El acuerdo que en su día formalizaron la inmobiliaria y el ayuntamiento no tiene nada de extraño. Así se han llevado acabo las grandes transformaciones urbanísticas en el área metropolitana estos últimos años cuando el proyecto va más allá de levantar un edificio en un solar. Si la operación incluye el remozado general de la zona (aceras, calzada, alcantarillado, iluminación...), esa factura suele ir a cuenta la empresa promotora. Así fue también en la reforma de La Mina, entre las calles de Manuel Fernández Márquez y Taulat. Esta justo al lado de la vieja Mina, es cierto, pero como espacio público ya lo querrían muchos vecinos para sus barrios. Urbis pagó por esa urbanización 51,7 millones de euros, pero la crisis puso a la empresa en manos de los acreedores cuando el cálculo final de los costes aún no se había cerrado y quedaron pendientes de pago 1,8 millones de euros. Una parte de esa cantidad (209.000 euros, IVA aparte) es la que Sant Adrià reclamaba a esos 107 vecinos. La media por familia, según un responsable municipal, es de 1.000 euros, porque el cómputo global incluye también a los dueños de algunos bajos.

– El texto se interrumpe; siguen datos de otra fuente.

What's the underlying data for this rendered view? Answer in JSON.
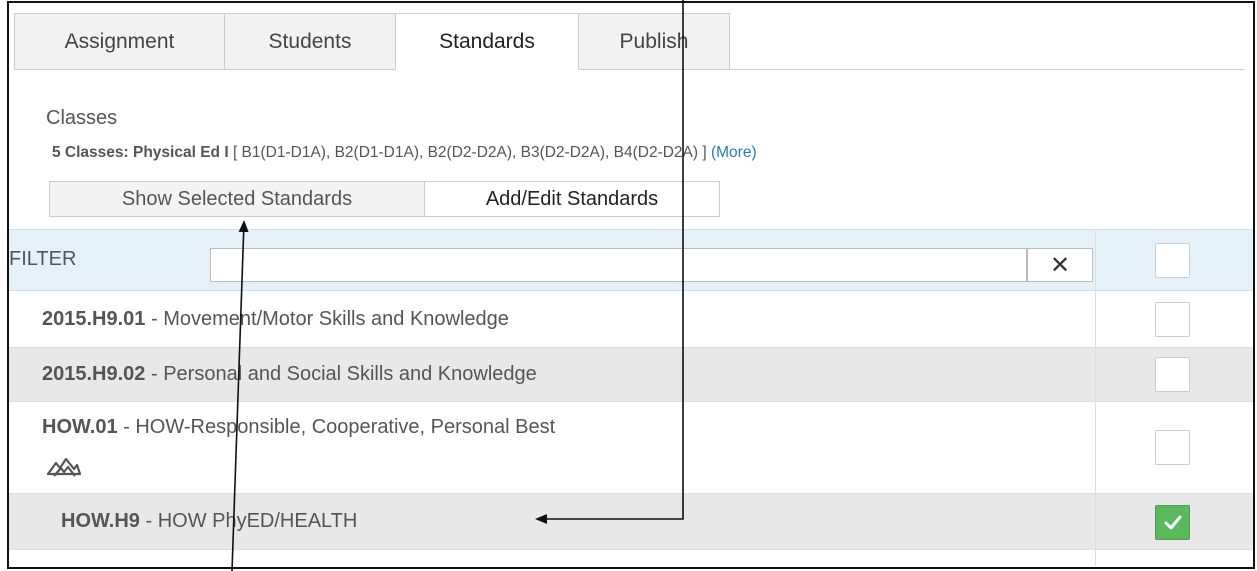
{
  "tabs": [
    {
      "label": "Assignment",
      "active": false
    },
    {
      "label": "Students",
      "active": false
    },
    {
      "label": "Standards",
      "active": true
    },
    {
      "label": "Publish",
      "active": false
    }
  ],
  "classes": {
    "label": "Classes",
    "summary_bold": "5 Classes: Physical Ed I",
    "summary_sections": "[ B1(D1-D1A), B2(D1-D1A), B2(D2-D2A), B3(D2-D2A), B4(D2-D2A) ]",
    "more_link": "(More)"
  },
  "buttons": {
    "show_selected": "Show Selected Standards",
    "add_edit": "Add/Edit Standards"
  },
  "filter": {
    "label": "FILTER",
    "value": "",
    "clear_glyph": "✕",
    "header_checkbox_checked": false
  },
  "standards": [
    {
      "code": "2015.H9.01",
      "separator": " - ",
      "description": "Movement/Motor Skills and Knowledge",
      "checked": false
    },
    {
      "code": "2015.H9.02",
      "separator": " - ",
      "description": "Personal and Social Skills and Knowledge",
      "checked": false
    },
    {
      "code": "HOW.01",
      "separator": " - ",
      "description": "HOW-Responsible, Cooperative, Personal Best",
      "checked": false,
      "icon": "collapse-mountain-icon"
    },
    {
      "code": "HOW.H9",
      "separator": " - ",
      "description": "HOW PhyED/HEALTH",
      "checked": true
    }
  ],
  "colors": {
    "filter_bg": "#e5f1f9",
    "alt_row_bg": "#e8e8e8",
    "link": "#2a7ab8",
    "check_green": "#5cb85c"
  }
}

Los vecinos conocían desde el 2010 la existencia de esa deuda pendiente. Lo sabían a través de la propia empresa, que por carta les aseguraba que «no corresponde a ustedes el pago de la cuota que finalmente resulte». Es decir, que Urbis asumía esa factura como propia. Lo extraño, según la versión de los vecinos, es que cuando la empresa se declaró en  suspensión de pagos, el Consorcio de la Mina (que agrupa a distintas administraciones) no se presentó al concurso de acreedores. «Podría haberlo hecho, tal vez a costa de no cobrar la totalidad de la deuda, pero en vez de ello expiró el plazo y pasó a reclamarnos la deuda a los vecinos», explica uno de los afectados.

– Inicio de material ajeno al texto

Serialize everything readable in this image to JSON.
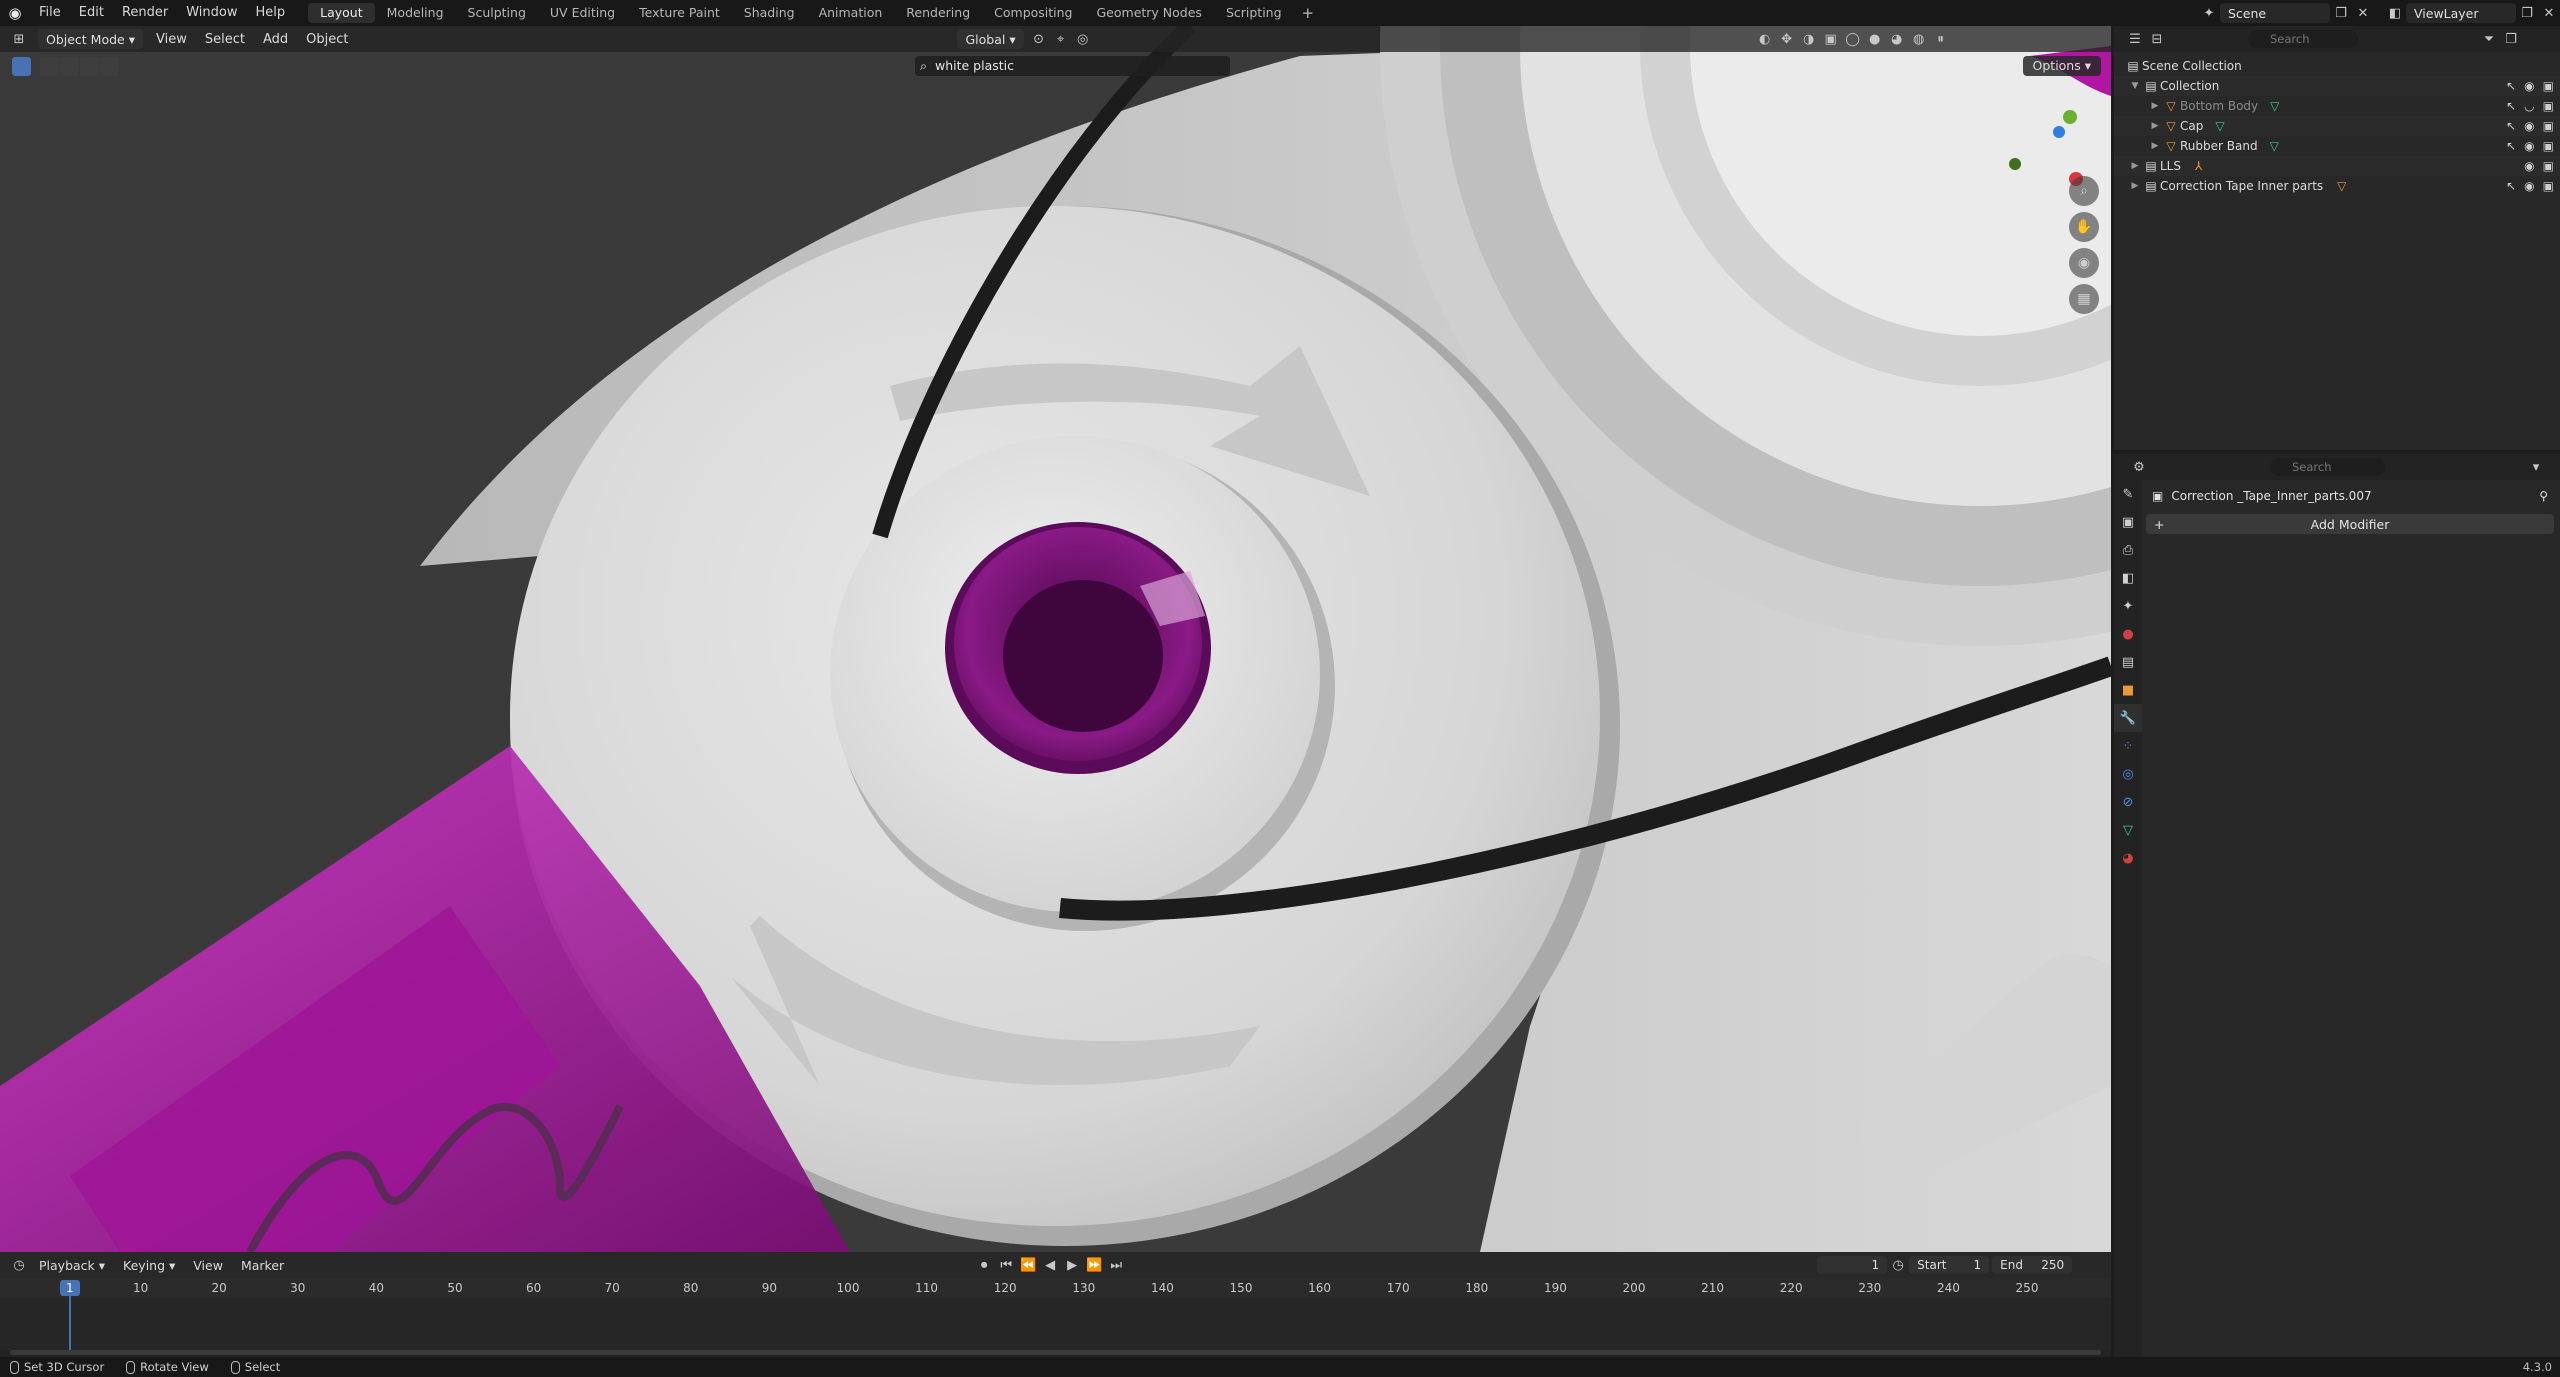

Este tipo de situaciones trabadas como un cajón mal cerrado se desencallan a veces de formas sorprendentemente inesperadas. Ayer, sucedió. EL PERIÓDICO solicitó información al ayuntamiento sobre esta insólita queja vecinal y, una hora más tarde, los responsables municipales se reunían con los afectados para plantearles una posible solución. El ayuntamiento exigió a los vecinos el pago inmediato de una cuarta parte de la deuda porque el trámite ya había sido activado, sopesó congelar las otras tres facturas y puso al servicio de los afectados un abogado para que reclamen a Urbis las cantidades  en discusión. Horas después, el alcalde decidió que quien debe pagar es la inmobiliaria.

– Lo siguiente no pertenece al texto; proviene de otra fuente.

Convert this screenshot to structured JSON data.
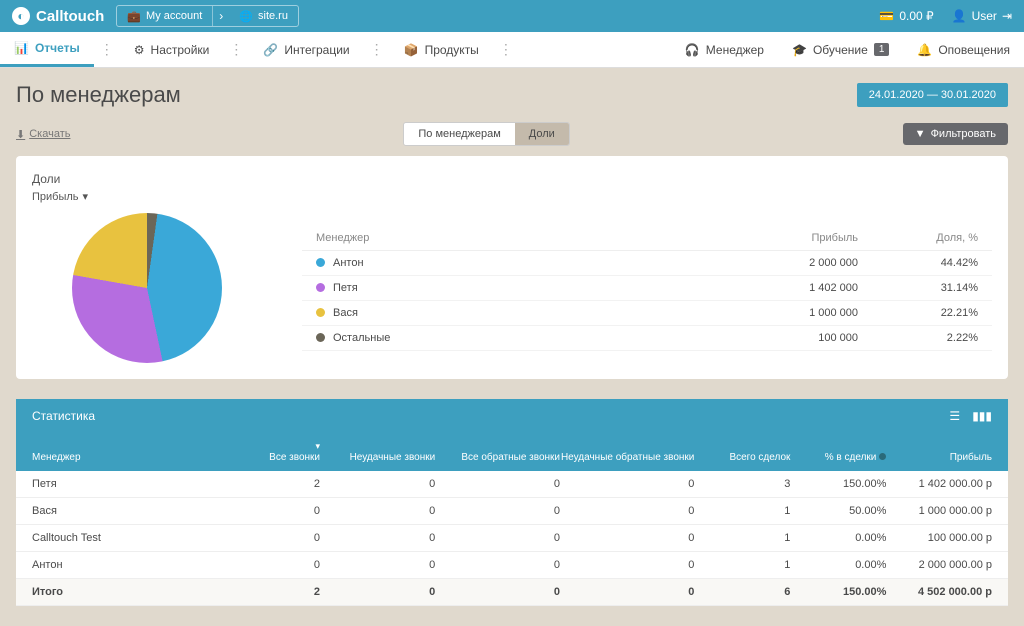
{
  "brand": "Calltouch",
  "breadcrumb": {
    "account": "My account",
    "site": "site.ru"
  },
  "balance": "0.00 ₽",
  "user": "User",
  "nav": {
    "reports": "Отчеты",
    "settings": "Настройки",
    "integrations": "Интеграции",
    "products": "Продукты",
    "manager": "Менеджер",
    "training": "Обучение",
    "training_badge": "1",
    "notifications": "Оповещения"
  },
  "page": {
    "title": "По менеджерам",
    "date_range": "24.01.2020 — 30.01.2020",
    "download": "Скачать",
    "tab_managers": "По менеджерам",
    "tab_shares": "Доли",
    "filter": "Фильтровать"
  },
  "card": {
    "title": "Доли",
    "metric": "Прибыль",
    "headers": {
      "manager": "Менеджер",
      "profit": "Прибыль",
      "share": "Доля, %"
    },
    "rows": [
      {
        "name": "Антон",
        "profit": "2 000 000",
        "share": "44.42%",
        "color": "#3aa8d8"
      },
      {
        "name": "Петя",
        "profit": "1 402 000",
        "share": "31.14%",
        "color": "#b56de0"
      },
      {
        "name": "Вася",
        "profit": "1 000 000",
        "share": "22.21%",
        "color": "#e8c23f"
      },
      {
        "name": "Остальные",
        "profit": "100 000",
        "share": "2.22%",
        "color": "#6b6658"
      }
    ]
  },
  "chart_data": {
    "type": "pie",
    "title": "Доли — Прибыль",
    "categories": [
      "Антон",
      "Петя",
      "Вася",
      "Остальные"
    ],
    "values": [
      2000000,
      1402000,
      1000000,
      100000
    ],
    "shares_pct": [
      44.42,
      31.14,
      22.21,
      2.22
    ],
    "colors": [
      "#3aa8d8",
      "#b56de0",
      "#e8c23f",
      "#6b6658"
    ]
  },
  "stats": {
    "title": "Статистика",
    "cols": {
      "manager": "Менеджер",
      "all_calls": "Все звонки",
      "failed_calls": "Неудачные звонки",
      "all_callbacks": "Все обратные звонки",
      "failed_callbacks": "Неудачные обратные звонки",
      "total_deals": "Всего сделок",
      "pct_deals": "% в сделки",
      "profit": "Прибыль"
    },
    "rows": [
      {
        "m": "Петя",
        "c1": "2",
        "c2": "0",
        "c3": "0",
        "c4": "0",
        "c5": "3",
        "c6": "150.00%",
        "c7": "1 402 000.00 р"
      },
      {
        "m": "Вася",
        "c1": "0",
        "c2": "0",
        "c3": "0",
        "c4": "0",
        "c5": "1",
        "c6": "50.00%",
        "c7": "1 000 000.00 р"
      },
      {
        "m": "Calltouch Test",
        "c1": "0",
        "c2": "0",
        "c3": "0",
        "c4": "0",
        "c5": "1",
        "c6": "0.00%",
        "c7": "100 000.00 р"
      },
      {
        "m": "Антон",
        "c1": "0",
        "c2": "0",
        "c3": "0",
        "c4": "0",
        "c5": "1",
        "c6": "0.00%",
        "c7": "2 000 000.00 р"
      }
    ],
    "total": {
      "m": "Итого",
      "c1": "2",
      "c2": "0",
      "c3": "0",
      "c4": "0",
      "c5": "6",
      "c6": "150.00%",
      "c7": "4 502 000.00 р"
    }
  }
}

WÉSTERN / El caso tiene otra perspectiva desde la que puede ser analizado. Esas 107 familias hicieron en su día un acto de fe y se creyeron no solo la publicidad de la empresa, sino también que el compromiso de las administraciones por dar la vuelta como un calcetín a La Mina iba en serio. Si esto fuera un wéstern, ellos serían los colonos en territorio comanche. En septiembre del 2015 está previsto que la Universitat Politècnica abra allí un nuevo campus. Eso le dará un impulso a ese barrio, pero hasta entonces lo que hay es el brutal contraste entre los edificios de la vieja Mina y las construcciones impecables de la nueva Mina. La frontera es la avenida de Manuel Fernández Márquez. La acera noble es espaciosa, limpia y está en perfecto estado. La de enfrente da pena.

Urbis, hay que reconocerlo, hizo un trabajo extraordinario hasta que la crisis puso fin a las obras. Hay solares vacíos pendientes de que la economía mejore. En ellos es frecuente que aparezcan coches robados e incendiados. Nada grave. Los vecinos de la nueva Mina han aprendido a convivir con esa práctica de algunos de su vecinos de la vieja Mina. Más extraño resulta que desde hace ya dos años permanezcan celosamente valladas un par de promociones de protección oficial que fueron construidas para realojar a familias de la vieja Mina, y así avanzar en la regeneración de la zona. Ese proceso está congelado. Las fincas están intactas. Nadie ha dado una patada en la puerta y las ha ocupado y tampoco nadie ha entrado a llevarse las tuberías de cobre o los sanitarios. La razón no es ningún secreto. Las vallas que rodean esos edificios tiene bien visible un sello que informa de que la seguridad corre a cargo de uno de los clanes de la vieja Mina.

Es tras una visita paciente por las calles del barrio que el cobro que el consorcio pretendía efectuar a los colonos de la nueva Mina resultaba extraño. Justo o no, ajustado a la normativa o fuera de ella, ante todo resultaba desconcertante, como el hecho de que la narcosala del barrio esté justito al lado de la guardería. Resulta extraño, chocante..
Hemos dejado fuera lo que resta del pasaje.